= El Cajon Boulevard riot =

1960 riot in San Diego, California

The El Cajon Boulevard Riot was the official name of what the San Diego Union called the Drag Strip Riot. Some people consider the El Cajon Boulevard Riot one of the first major youth riots of the 1960s.

==About==
The riot began during the evening of August 20, 1960 as an organized protest over the closing of Hourglass Field, an unused United States Navy airfield, to drag racing. The drag racing had been organized by the San Diego Timing Association, a local group of hot rod clubs, but was unauthorized.

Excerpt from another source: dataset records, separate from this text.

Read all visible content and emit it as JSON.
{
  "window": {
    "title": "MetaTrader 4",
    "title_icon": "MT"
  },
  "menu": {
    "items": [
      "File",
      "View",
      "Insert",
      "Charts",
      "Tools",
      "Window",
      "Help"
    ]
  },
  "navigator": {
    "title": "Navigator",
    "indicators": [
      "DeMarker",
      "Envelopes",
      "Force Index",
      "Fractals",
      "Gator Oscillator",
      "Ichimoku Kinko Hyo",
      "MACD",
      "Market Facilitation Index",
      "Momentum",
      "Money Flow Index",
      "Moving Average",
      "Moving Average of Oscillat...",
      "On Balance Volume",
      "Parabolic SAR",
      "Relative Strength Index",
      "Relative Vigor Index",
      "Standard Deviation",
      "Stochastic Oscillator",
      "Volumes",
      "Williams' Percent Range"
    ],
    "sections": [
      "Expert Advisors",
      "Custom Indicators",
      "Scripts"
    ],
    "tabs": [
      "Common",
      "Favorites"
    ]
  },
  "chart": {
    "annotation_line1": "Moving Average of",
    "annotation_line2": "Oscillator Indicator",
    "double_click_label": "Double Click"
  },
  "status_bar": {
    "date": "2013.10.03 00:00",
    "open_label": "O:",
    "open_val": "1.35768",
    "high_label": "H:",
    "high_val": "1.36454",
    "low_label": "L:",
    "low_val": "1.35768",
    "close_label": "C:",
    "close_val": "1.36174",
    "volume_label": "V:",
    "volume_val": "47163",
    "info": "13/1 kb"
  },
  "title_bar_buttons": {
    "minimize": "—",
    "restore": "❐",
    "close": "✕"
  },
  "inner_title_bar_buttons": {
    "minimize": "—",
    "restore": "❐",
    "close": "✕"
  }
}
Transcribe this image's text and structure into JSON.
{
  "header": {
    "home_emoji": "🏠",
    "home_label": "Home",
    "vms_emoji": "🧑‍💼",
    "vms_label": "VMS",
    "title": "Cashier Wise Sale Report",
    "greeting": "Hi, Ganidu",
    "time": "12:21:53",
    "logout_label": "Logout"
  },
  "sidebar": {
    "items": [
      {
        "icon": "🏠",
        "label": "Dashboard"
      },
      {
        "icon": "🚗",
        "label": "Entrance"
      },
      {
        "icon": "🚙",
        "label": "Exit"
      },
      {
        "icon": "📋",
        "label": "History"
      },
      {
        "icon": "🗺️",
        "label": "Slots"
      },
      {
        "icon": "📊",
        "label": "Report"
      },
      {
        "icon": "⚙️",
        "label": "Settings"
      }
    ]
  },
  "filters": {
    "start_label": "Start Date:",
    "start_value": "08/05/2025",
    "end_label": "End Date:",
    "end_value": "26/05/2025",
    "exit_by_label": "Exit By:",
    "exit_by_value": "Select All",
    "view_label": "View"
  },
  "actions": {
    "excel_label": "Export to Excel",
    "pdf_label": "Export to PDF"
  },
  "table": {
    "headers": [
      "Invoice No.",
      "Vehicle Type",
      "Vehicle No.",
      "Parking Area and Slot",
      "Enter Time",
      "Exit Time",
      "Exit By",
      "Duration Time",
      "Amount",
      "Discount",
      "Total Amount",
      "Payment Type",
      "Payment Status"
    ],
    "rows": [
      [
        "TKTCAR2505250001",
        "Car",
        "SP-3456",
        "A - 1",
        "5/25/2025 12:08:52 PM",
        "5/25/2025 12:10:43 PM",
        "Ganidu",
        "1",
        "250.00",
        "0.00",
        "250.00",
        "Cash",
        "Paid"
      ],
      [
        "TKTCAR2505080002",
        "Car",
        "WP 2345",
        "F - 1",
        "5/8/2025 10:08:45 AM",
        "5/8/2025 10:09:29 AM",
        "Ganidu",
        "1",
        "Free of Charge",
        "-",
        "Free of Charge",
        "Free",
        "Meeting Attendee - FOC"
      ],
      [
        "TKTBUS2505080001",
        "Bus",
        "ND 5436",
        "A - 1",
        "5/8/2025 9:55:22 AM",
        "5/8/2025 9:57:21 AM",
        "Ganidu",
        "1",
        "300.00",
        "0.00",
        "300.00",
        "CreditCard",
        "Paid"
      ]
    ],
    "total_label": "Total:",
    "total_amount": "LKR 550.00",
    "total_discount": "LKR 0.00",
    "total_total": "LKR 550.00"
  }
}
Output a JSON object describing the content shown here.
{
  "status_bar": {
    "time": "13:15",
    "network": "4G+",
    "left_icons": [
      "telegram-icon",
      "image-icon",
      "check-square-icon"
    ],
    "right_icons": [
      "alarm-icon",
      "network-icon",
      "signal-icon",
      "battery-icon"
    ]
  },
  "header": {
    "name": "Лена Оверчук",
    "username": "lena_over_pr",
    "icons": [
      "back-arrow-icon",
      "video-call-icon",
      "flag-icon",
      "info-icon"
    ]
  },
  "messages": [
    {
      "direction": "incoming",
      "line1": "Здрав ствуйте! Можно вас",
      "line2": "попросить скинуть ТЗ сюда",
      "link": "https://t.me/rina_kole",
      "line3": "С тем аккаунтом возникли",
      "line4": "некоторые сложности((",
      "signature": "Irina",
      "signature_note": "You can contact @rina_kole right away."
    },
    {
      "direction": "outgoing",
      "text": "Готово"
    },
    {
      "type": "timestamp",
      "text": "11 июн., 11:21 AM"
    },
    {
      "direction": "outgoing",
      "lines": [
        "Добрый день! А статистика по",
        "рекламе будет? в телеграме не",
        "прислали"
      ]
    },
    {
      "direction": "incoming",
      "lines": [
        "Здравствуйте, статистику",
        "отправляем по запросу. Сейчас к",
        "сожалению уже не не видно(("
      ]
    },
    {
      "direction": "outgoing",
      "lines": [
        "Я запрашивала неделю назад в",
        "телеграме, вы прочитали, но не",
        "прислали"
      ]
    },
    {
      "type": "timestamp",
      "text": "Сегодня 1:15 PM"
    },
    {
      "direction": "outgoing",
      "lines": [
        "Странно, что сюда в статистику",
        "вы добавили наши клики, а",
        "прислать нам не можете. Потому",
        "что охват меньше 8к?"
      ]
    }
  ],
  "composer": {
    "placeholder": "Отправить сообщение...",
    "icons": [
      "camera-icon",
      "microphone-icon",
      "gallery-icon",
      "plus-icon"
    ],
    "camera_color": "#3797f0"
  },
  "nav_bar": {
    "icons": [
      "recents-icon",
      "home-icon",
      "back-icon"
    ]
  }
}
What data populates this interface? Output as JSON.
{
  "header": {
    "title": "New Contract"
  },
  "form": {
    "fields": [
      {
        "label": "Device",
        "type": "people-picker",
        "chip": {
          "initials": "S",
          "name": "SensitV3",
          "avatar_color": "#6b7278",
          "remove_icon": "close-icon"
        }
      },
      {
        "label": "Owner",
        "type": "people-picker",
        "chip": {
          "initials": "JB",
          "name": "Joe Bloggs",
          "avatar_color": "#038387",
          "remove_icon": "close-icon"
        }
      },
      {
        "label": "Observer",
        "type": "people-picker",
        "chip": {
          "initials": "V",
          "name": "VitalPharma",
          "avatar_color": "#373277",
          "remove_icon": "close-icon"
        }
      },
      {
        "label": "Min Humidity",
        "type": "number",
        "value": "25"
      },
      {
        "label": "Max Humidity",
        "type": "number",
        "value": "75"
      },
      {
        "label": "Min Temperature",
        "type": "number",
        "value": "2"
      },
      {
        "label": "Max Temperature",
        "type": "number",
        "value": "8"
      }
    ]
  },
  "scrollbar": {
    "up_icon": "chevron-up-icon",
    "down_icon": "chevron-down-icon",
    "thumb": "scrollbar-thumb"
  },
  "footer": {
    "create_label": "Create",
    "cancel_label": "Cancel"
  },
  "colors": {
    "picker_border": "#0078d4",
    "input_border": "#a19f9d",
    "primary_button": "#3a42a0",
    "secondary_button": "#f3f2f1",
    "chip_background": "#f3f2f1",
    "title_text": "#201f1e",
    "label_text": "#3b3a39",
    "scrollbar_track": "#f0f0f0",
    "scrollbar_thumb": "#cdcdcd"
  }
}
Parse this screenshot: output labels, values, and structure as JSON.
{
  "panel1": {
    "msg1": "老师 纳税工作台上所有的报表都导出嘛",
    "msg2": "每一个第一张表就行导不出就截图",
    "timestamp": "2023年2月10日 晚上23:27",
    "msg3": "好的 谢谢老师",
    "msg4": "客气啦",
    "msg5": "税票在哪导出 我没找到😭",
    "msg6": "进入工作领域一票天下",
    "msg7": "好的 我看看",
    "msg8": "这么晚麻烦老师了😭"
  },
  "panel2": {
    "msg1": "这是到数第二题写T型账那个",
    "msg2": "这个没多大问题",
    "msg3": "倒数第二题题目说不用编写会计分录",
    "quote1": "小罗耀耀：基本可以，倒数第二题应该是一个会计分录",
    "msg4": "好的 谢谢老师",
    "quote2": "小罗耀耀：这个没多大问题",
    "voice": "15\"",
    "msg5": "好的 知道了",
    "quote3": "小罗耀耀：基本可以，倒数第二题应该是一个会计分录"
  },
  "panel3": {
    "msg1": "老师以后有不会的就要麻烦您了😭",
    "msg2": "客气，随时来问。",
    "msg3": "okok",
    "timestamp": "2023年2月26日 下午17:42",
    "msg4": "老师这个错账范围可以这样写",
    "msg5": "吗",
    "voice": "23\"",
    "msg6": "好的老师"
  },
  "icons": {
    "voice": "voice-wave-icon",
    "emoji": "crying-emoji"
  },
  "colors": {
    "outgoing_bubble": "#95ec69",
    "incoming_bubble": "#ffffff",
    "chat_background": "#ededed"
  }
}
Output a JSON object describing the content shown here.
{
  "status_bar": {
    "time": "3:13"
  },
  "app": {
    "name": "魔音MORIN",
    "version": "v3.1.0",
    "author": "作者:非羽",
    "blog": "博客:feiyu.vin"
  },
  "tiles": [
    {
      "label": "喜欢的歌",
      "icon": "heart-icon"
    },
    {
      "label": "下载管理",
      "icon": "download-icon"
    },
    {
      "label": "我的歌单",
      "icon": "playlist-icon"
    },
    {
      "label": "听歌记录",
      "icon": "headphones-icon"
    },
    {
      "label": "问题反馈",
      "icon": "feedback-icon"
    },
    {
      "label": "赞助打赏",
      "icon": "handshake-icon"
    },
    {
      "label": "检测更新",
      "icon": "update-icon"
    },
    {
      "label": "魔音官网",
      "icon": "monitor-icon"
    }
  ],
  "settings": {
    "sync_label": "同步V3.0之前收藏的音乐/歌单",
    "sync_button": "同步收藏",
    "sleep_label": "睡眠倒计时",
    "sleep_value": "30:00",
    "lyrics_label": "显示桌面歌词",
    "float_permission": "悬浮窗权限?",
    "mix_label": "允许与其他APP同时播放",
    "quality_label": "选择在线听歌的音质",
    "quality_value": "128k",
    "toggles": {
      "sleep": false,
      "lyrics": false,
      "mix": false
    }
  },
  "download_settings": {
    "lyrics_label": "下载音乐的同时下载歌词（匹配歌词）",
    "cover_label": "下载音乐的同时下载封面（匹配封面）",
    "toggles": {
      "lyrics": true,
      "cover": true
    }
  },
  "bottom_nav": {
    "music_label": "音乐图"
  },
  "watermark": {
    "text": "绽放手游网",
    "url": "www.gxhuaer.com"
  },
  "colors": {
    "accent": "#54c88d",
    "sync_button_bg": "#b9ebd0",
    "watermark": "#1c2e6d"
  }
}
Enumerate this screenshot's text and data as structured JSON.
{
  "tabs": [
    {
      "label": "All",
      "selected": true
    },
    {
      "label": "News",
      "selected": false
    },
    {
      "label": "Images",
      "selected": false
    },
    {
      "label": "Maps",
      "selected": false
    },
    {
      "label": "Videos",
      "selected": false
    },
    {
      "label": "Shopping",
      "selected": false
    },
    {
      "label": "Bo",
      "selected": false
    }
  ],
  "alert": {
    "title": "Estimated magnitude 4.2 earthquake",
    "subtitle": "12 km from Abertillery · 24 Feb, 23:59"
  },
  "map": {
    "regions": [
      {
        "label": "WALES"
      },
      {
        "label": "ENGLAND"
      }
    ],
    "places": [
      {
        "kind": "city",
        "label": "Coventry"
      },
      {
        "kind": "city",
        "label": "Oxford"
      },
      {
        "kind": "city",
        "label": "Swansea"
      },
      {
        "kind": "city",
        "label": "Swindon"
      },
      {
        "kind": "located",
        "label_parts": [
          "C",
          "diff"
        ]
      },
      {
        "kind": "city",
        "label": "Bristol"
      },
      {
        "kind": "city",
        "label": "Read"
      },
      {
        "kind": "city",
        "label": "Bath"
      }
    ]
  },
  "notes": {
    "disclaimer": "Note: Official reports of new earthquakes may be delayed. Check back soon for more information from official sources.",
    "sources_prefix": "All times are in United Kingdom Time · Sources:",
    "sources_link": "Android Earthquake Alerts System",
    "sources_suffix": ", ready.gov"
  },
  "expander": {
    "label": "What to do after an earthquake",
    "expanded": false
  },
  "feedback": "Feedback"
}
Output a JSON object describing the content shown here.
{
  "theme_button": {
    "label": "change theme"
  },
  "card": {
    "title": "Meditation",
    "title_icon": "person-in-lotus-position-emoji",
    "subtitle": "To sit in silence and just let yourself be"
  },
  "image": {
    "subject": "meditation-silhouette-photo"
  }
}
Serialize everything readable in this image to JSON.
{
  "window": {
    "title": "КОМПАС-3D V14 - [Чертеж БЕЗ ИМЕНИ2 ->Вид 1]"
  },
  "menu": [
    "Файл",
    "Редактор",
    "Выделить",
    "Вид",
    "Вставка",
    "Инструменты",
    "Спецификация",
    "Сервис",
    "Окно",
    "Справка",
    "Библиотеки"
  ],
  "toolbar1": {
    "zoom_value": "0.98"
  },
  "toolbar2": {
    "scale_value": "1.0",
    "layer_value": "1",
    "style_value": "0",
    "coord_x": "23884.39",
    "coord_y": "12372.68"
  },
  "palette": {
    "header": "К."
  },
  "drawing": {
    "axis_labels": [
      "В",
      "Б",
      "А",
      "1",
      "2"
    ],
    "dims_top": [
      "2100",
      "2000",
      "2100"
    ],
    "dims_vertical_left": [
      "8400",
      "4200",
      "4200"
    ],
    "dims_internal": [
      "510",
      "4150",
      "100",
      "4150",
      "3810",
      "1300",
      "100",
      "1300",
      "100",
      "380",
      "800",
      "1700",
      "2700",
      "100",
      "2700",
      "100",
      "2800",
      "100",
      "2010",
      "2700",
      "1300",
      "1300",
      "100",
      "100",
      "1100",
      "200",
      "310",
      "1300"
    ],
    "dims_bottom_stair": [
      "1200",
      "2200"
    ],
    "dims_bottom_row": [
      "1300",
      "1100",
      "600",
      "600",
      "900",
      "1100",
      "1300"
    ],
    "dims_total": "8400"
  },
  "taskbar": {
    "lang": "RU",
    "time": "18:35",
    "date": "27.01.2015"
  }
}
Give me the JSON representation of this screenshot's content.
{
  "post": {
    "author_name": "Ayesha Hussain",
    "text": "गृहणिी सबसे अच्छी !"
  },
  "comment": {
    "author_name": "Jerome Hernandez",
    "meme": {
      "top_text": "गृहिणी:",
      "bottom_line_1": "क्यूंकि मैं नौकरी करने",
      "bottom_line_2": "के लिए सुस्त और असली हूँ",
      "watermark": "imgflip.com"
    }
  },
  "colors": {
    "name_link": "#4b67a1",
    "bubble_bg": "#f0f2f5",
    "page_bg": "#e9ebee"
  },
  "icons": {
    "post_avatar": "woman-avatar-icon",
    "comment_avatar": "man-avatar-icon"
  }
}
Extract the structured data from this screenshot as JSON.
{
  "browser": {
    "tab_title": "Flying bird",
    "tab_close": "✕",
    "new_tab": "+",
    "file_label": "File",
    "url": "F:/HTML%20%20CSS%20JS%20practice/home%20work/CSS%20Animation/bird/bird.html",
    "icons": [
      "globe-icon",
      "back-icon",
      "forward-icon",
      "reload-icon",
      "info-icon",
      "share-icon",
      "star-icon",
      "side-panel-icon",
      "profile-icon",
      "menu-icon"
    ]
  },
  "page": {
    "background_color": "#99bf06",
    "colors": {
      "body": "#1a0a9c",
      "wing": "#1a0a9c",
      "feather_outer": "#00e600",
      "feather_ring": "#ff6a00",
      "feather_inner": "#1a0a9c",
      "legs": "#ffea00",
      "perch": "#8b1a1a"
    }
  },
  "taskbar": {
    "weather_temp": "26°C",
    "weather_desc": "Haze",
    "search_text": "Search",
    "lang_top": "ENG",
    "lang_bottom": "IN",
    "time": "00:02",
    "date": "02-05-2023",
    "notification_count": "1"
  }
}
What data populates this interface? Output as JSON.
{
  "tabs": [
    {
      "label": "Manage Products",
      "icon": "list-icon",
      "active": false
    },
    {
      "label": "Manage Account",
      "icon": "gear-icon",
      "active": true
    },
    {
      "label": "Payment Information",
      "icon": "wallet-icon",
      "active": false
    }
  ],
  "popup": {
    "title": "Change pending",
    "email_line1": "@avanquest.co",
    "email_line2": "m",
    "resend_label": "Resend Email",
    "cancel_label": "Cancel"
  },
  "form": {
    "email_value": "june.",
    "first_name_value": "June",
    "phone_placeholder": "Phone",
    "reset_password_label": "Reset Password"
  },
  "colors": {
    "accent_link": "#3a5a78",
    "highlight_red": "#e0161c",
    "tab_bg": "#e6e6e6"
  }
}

The Navy and the police looked the other way because Hourglass Field was the only off-street venue available for drag racing at the time.

On August 8, 1960, three (possibly four) bystanders were injured during a drag race. The Navy had been under some pressure to crack down on the drag racing and shut down the airfield to drag racing after the incident. Car clubs lobbied the city for an official drag racing site but were denied as the San Diego Police Chief A.E. Jensen said "Drag strips actually stimulate highway recklessness among those viewing such contests".

The Protest was organized by thousands of fliers that were spread around town at coffee shops, car clubs, movie theaters and other places where people would gather. These fliers stated that there would be a "mass protest meeting" on El Cajon Boulevard on Sunday August 12. The news was also spread by the a DJ named Dick Boynton on the local radio station. Two days later the police arrested a printer by the name of Herbert Sturdyvin, 20, on suspicion of conspiracy of printing the fliers that were used to organize the protest. He was released two days later without charges due to the fact that the police did not have enough evidence.

This led to an organized mass protest the night of August 20 and 21 at the intersection of El Cajon Boulevard and Cherokee Street in San Diego. The crowd of about 3,000 teenagers and adults blocked three blocks of El Cajon Boulevard (one of San Diego's major east–west thoroughfares) and began holding impromptu drag races with just enough room for cars to race two-abreast down the street. Around 2 A.M. more than 65 police officers began quelling the riot first by ordering them to disperse and then moving in with tear gas and riot sticks. Some protestors tried to fight back by throwing coke bottles and rocks at the police and trying to overturn police cars. It took 3 hours to control the mob and two police officers were hurt during the course of the night. At the scene of the riot 80 adult demonstrators and 36 juveniles were arrested for the riot. The next night several drag racers drove around town taunting the police. This led to a further 100 people being arrested, including over 30 juveniles who were charged with curfew violations.

After the riot, the City of San Diego promised to form a committee to look into the problem of a lack of drag racing sites. The president of the National Hot Rod Association also pledged his support to getting local enthusiasts a place to race. Eventually, all of these pressures came together and two new Drag racing strips were opened. The San Diego Raceway opened in Ramona in 1963 and the Carlsbad Raceway opened in 1964. San Diego closed down after 1968 and Carlsbad after 2004. There was an attempt at running in the parking lot of Jack Murphy Stadium in an organized event in the 1970s, but currently drag strips in the Barona Reservation serve the purpose.